It might feel good, it might sound a lil' somethin'
But fuck the game if it ain't sayin nuttin’.
After 12 years I have decided to leave Google and join Singularity 6, a gaming startup based here in Los Angeles.
S6 (as sixers call it) is 4 years old and has strong venture capital backing. The aspirations of the company are high, but starting point is a “community simulation” online massive online role playing game (MMORPG) called Palia.
First off, Palia is beautiful.
But what attracted me to S6 is the people and the idea of capturing a niche of the video game market which I believe is still shockingly untapped: non-rival cooperative gaming.
I didn’t expect I would fit at Google, honestly, when Metaweb got acquired. I didn’t see myself as a “giant corporation” kind of guy and still don’t. I stayed because it made sense: it afforded me to stand on the shoulders of giants and reach way further than I could have in any other environment. I did a lot and learned a lot and I’m proud of the choices I made.
But the pandemic opened my eyes to the fact that Google’s core values and dynamcs are often not aligned with my own and they are now so load-bearing that they feel impossible to change. Google still thinks of itself as an “engineering-driven research lab with a money printer” but it has not been that for a while. The tension between what is and what should be is creating a lot of friction and much of it is not being properly dissipated.
I wanted to explore the space of “social collaborative substrates” to teach and grow and heal people because I realize during the pandemic how primitive our tools in that space still are (one example for all: cocktail hour on Zoom). I became convinced Google is uncapable of doing well in that space because it would require a more balanced and multi-faceted sense-making ability. It doesn’t have it and there are no incentives for changing that. What it does and how it does it has been massively successful, why change it?

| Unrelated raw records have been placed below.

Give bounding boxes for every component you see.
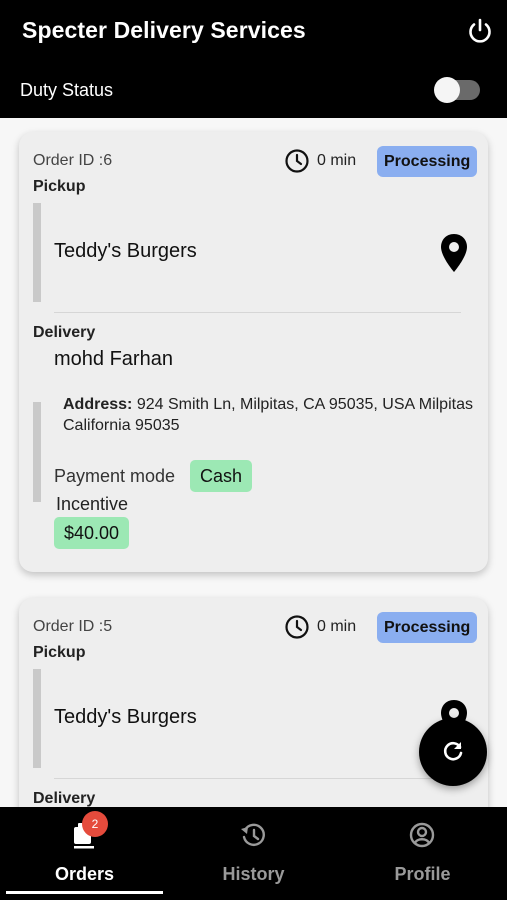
duty-status-toggle[interactable] [434,77,480,103]
orders-list[interactable]: Order ID :6 0 min Processing Pickup Tedd… [0,118,507,807]
pickup-bar [33,669,41,768]
profile-icon [409,822,435,848]
order-card[interactable]: Order ID :6 0 min Processing Pickup Tedd… [19,132,488,572]
divider [54,312,461,313]
delivery-label: Delivery [33,790,96,807]
app-header: Specter Delivery Services Duty Status [0,0,507,118]
delivery-address: Address: 924 Smith Ln, Milpitas, CA 9503… [63,394,473,436]
address-label: Address: [63,396,133,413]
refresh-button[interactable] [419,718,487,786]
active-tab-indicator [6,891,163,894]
pickup-bar [33,203,41,302]
status-badge: Processing [377,612,478,643]
address-bar [33,402,41,502]
bottom-nav: 2 Orders History Profile [0,807,507,900]
elapsed-time: 0 min [317,152,357,169]
duty-status-label: Duty Status [20,80,114,100]
history-icon [241,823,265,846]
customer-name: mohd Farhan [54,348,173,370]
divider [54,778,461,779]
elapsed-time: 0 min [317,618,357,635]
nav-item-profile[interactable]: Profile [338,807,507,900]
app-title: Specter Delivery Services [22,17,306,43]
pickup-label: Pickup [33,178,86,195]
clock-icon [285,149,309,173]
nav-label-history: History [222,864,285,884]
order-id: Order ID :5 [33,618,113,635]
refresh-icon [443,741,463,761]
order-id: Order ID :6 [33,152,113,169]
nav-label-profile: Profile [394,864,451,884]
payment-mode-badge: Cash [190,460,253,492]
payment-mode-label: Payment mode [54,466,176,486]
status-badge: Processing [377,146,478,177]
nav-item-history[interactable]: History [169,807,338,900]
toggle-knob [434,77,460,103]
order-card[interactable]: Order ID :5 0 min Processing Pickup Tedd… [19,598,488,807]
power-icon[interactable] [466,17,494,45]
orders-count-badge: 2 [82,811,108,837]
nav-label-orders: Orders [54,864,115,884]
restaurant-name: Teddy's Burgers [54,706,197,728]
clock-icon [285,615,309,639]
nav-item-orders[interactable]: 2 Orders [0,807,169,900]
delivery-label: Delivery [33,324,96,341]
restaurant-name: Teddy's Burgers [54,240,197,262]
incentive-badge: $40.00 [54,517,130,549]
pickup-label: Pickup [33,644,86,661]
location-pin-icon[interactable] [439,233,469,273]
incentive-label: Incentive [56,494,129,514]
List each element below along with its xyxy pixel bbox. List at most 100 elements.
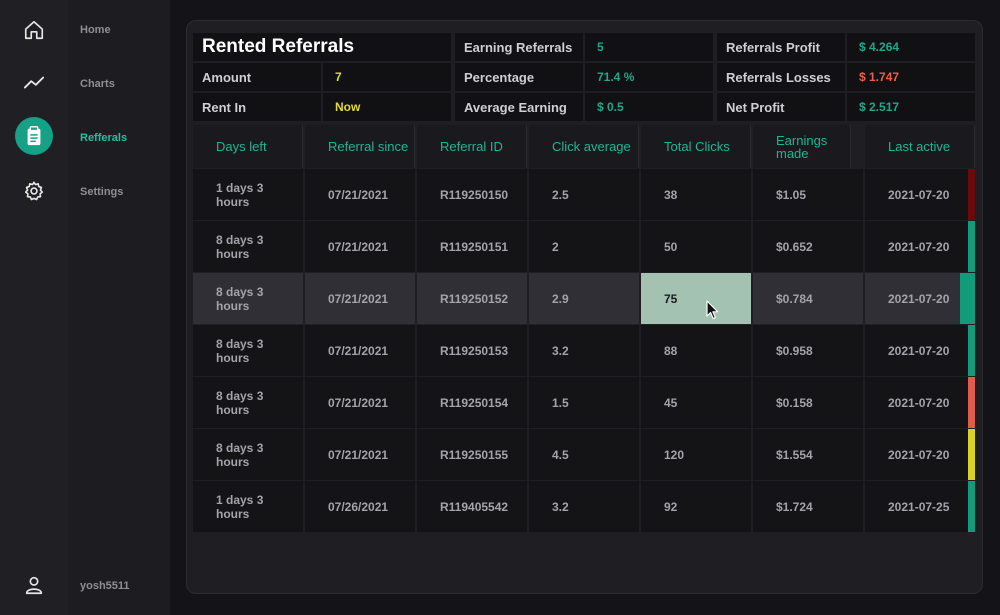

Joining S6 feels like an opportunity to learn how a more balanced and multi-faceted creative environment works. It feels like going to school and getting paid for it and challenge myself by trying to help around. If it ultimately becomes financially successful, excellent, but it’s not a necessary condition for this move to feel good and be useful to me. I recognize this is a fantastic privilege and I feel very lucky, but it also felt liberating to gain some space between my needs and my environment and being able to realize all that. I am also lucky my entire family understood and supported me in this move.
So, here I go in my next chapter, keeping these wise words in mind:
Don't let a win get to your head, or a loss to your heart.